This book couldn't be written now, of course, because a simple paternity test would have cleared the whole thing up.

Onto the "Case of the Lazy Lover". This is the one that has the most implausible (and that's really saying something) ending ever. I give Gardner a lot of leeway, because his dialogue and courtroom scenes are so much fun, and I love Mason, Della, and Paul, but my goodness. This one was just ridiculous. Perry gets not one but two checks in the mail for $2,500 each from a Lola Allred. There's no accompanying note, so Mason has no idea what she wants, but when he deposits the checks the bank discovers one is a very clever forgery but the other one is legit. Later, he receives a letter from Lola asking him to take care of her daughter, Patricia, if anything should come up. Mason sets Drake to tracking Lola and her daughter down and finds them both. Turns out Lola is married to a very tricky businessman named Bertrand, who's in the middle of a nasty lawsuit. His business partner, Fleetwood, was supposedly hit when Patricia turned into the driveway and clipped a hedge and is now suffering from amnesia. Allred suggests Lola take him away somewhere so he can be kept quiet until he recovers his memory, and Lola does. Allred then spreads the rumor around town that Fleetwood ran off with his wife. Then Allred turns up dead. Mason of course finally get to the bottom of things, and it turns out...wait for it...a woman used a POLE VAULT to create footprints to show a woman running back to a car so they could frame Lola for the murder of her husband. Yes, a pole vault. He says it with a straight face. Gotta love it :)

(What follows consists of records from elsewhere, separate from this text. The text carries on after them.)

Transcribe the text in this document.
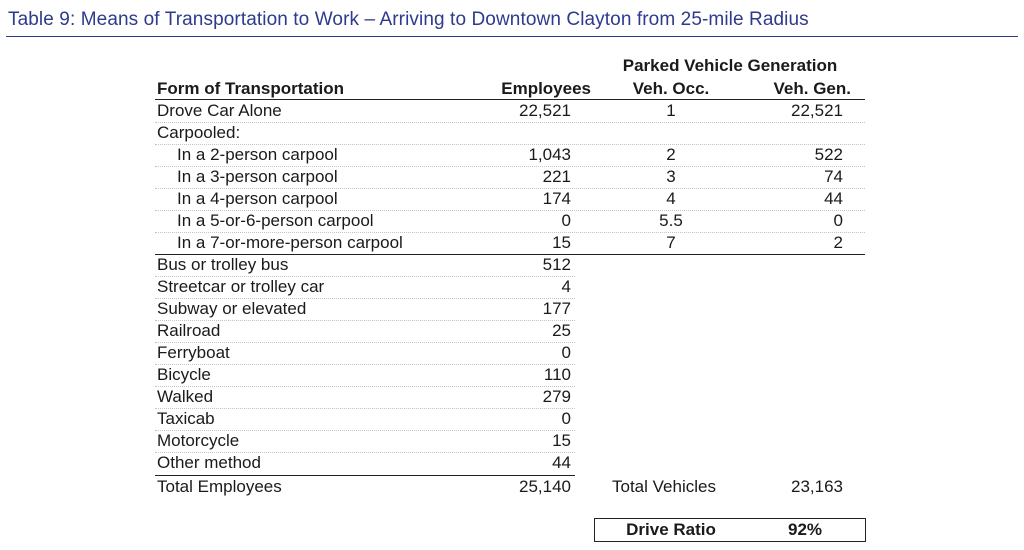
Table 9: Means of Transportation to Work – Arriving to Downtown Clayton from 25-mile Radius
Parked Vehicle Generation
Form of Transportation	Employees	Veh. Occ.	Veh. Gen.
Drove Car Alone	22,521	1	22,521
Carpooled:
In a 2-person carpool	1,043	2	522
In a 3-person carpool	221	3	74
In a 4-person carpool	174	4	44
In a 5-or-6-person carpool	0	5.5	0
In a 7-or-more-person carpool	15	7	2
Bus or trolley bus	512
Streetcar or trolley car	4
Subway or elevated	177
Railroad	25
Ferryboat	0
Bicycle	110
Walked	279
Taxicab	0
Motorcycle	15
Other method	44
Total Employees	25,140 Total Vehicles	23,163
Drive Ratio	92%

"The Case of the Daring Decoy" was a lot of fun, too. Mason is contacted by a man named Jerry Conway. Conway is currently locked in a proxy battle for control of Texas Global, and he's afraid he's just been framed for something. He tells Mason a fantastic story about a woman named Rosalind calling him up to get him the secret list of people who've sent his rival, Gifford Farrell, their proxies. Rosalind makes him run all around, wait at pay phones, etc., before finally sending him to a hotel where he's to ask for a message at the desk. The clerk gives him an envelope containing a room key. When Conway goes up there, he finds a girl in just her underwear with a mudpack on her face and her hair up in a towel. She grabs a gun out of the desk and points it at him, shaking so bad he's afraid she'd going to pull the trigger on accident. He gets the gun away from her and splits. Mason is sure the gun was used for a murder, and sure enough, a dead body turns up in that room. It's not the girl Conway saw, but a different one. And it's not the murder weapon, either. Hmmm. Things get pretty complicated, but there's some fun scenes with Paul Drake and an elevator girl named Myrtle.